To finish I sautéed the mushrooms, heated the pork sauce and finished it with butter, cooked the cabbage, heated the macaroni, added the (Autumn) truffle, added a cream/egg yolk mixture, then gratinated the macaroni and cooked the loin and belly of pork in a water bath of 60°C. It is a post of deviations, so I cooked the loin to 60°C instead of 52°C. I knew some of my dining companions would not appreciate pork cooked to that temperature.
Finishing the belly part, frying the fatty topside until golden brown. It releases a lot of fat, so if you only want the very top golden brown you have to pour out the fat from the pan. If not it also colors a few millimeters of the top. To glaze the top with pork sauce I used a brush.

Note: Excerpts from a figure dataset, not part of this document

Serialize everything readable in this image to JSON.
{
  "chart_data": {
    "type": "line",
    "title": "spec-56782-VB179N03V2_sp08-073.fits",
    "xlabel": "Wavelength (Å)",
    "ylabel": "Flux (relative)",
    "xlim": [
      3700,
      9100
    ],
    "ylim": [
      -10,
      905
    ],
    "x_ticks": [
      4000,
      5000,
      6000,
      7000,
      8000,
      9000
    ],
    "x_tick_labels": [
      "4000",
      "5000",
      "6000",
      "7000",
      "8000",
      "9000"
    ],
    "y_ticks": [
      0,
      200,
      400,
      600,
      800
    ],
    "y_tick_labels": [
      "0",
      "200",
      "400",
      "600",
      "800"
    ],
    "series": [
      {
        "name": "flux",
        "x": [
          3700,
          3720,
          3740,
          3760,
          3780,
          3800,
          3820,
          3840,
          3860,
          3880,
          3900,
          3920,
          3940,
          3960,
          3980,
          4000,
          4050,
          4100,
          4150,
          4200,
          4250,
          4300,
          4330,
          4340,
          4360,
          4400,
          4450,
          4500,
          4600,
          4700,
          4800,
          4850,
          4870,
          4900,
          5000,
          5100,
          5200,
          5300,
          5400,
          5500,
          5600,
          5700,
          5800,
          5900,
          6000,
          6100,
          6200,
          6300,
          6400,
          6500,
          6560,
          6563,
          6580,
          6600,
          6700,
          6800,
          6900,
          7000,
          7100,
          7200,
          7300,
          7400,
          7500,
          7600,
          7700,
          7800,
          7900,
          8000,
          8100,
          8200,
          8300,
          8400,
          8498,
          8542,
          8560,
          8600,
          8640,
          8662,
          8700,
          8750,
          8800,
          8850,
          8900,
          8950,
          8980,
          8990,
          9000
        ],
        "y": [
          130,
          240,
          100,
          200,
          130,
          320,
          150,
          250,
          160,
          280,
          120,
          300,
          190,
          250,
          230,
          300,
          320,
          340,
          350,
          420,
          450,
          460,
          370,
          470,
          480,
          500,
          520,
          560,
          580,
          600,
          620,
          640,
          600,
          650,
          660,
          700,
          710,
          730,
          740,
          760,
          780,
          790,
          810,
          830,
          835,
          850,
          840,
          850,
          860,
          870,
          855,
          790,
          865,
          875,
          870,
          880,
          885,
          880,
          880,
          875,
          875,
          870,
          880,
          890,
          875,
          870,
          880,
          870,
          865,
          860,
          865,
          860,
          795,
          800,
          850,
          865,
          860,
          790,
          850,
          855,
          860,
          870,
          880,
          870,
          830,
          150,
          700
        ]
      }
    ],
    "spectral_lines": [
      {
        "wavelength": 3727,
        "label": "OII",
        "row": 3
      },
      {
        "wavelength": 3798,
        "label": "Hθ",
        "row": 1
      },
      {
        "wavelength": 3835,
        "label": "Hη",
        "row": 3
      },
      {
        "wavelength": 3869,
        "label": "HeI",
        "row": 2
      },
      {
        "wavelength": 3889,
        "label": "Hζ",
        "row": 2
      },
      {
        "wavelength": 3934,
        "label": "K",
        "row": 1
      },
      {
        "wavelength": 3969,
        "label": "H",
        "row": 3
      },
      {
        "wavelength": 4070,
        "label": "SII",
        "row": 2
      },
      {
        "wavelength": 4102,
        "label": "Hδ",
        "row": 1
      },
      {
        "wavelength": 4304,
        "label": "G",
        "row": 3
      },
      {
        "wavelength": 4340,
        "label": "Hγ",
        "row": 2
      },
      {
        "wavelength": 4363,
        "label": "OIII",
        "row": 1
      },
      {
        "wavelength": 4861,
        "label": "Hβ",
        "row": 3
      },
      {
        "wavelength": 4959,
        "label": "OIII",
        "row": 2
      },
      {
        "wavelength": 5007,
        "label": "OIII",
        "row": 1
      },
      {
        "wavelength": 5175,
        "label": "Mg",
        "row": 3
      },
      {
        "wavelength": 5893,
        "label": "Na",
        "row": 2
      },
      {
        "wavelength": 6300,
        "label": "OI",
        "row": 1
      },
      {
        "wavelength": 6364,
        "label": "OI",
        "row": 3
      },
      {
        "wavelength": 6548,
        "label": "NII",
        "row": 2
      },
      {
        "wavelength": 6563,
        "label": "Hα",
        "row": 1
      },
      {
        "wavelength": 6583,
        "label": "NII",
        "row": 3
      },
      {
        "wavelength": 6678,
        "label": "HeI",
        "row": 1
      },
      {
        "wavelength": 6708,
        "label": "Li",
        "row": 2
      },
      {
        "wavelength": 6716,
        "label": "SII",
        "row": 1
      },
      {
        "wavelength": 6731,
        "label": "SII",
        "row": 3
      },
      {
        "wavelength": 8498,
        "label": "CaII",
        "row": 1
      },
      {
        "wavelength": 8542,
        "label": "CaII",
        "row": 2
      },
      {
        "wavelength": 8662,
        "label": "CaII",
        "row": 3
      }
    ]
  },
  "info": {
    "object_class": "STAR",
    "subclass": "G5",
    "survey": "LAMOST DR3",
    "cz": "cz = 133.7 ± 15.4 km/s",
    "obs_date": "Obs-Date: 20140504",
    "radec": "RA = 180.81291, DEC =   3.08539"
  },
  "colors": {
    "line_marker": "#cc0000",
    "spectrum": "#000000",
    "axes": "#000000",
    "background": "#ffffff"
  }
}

I don’t know if the macaroni turned out as it should, seeing this picture of the Fat Duck. I wonder how it could turn out that way, not showing the pasta, because the cream mixture has to be absorbed by the macaroni and the egg/cream mix is used in such a quantity it could never cover all of the pasta.
Maybe its an idea to mention what sucked after all the love I spread out in my conclusions these last posts. Well, nothing. It was unbelievably good. The belly, damn. The loin. The cabbage. The truffled macaroni. The sauce. All damn. In the future I’ll definitely will be making other macaroni incarnations. As for the pork, I already am a steady pork eater, so nothing changes there. This dish is a confirmation though, that The Pig is king. For me it is untouchable. Look out for some quality pork and make this dish. Now!
As a note, some of the instructions of this recipe were a bit unclear. The trimmings of the loin of pork have to be reserved, but aren’t used later on. The last part, to finish the dish, is a bit confusing. For one portion you have to use one cabbage, which is a bit much. The cooking of the meat is also inconclusive. The belly has to be warmed to 52°C in a 60°C water bath, but the loin is cooked along with it and there is no instruction to which temperature it has to be cooked. Reading the introduction I think it is supposed to be 52°C, but the belly may take longer to reach that temperature, leaving the loin vulnerable to overcooking in a 60°C water bath. Anyone else tried this recipe?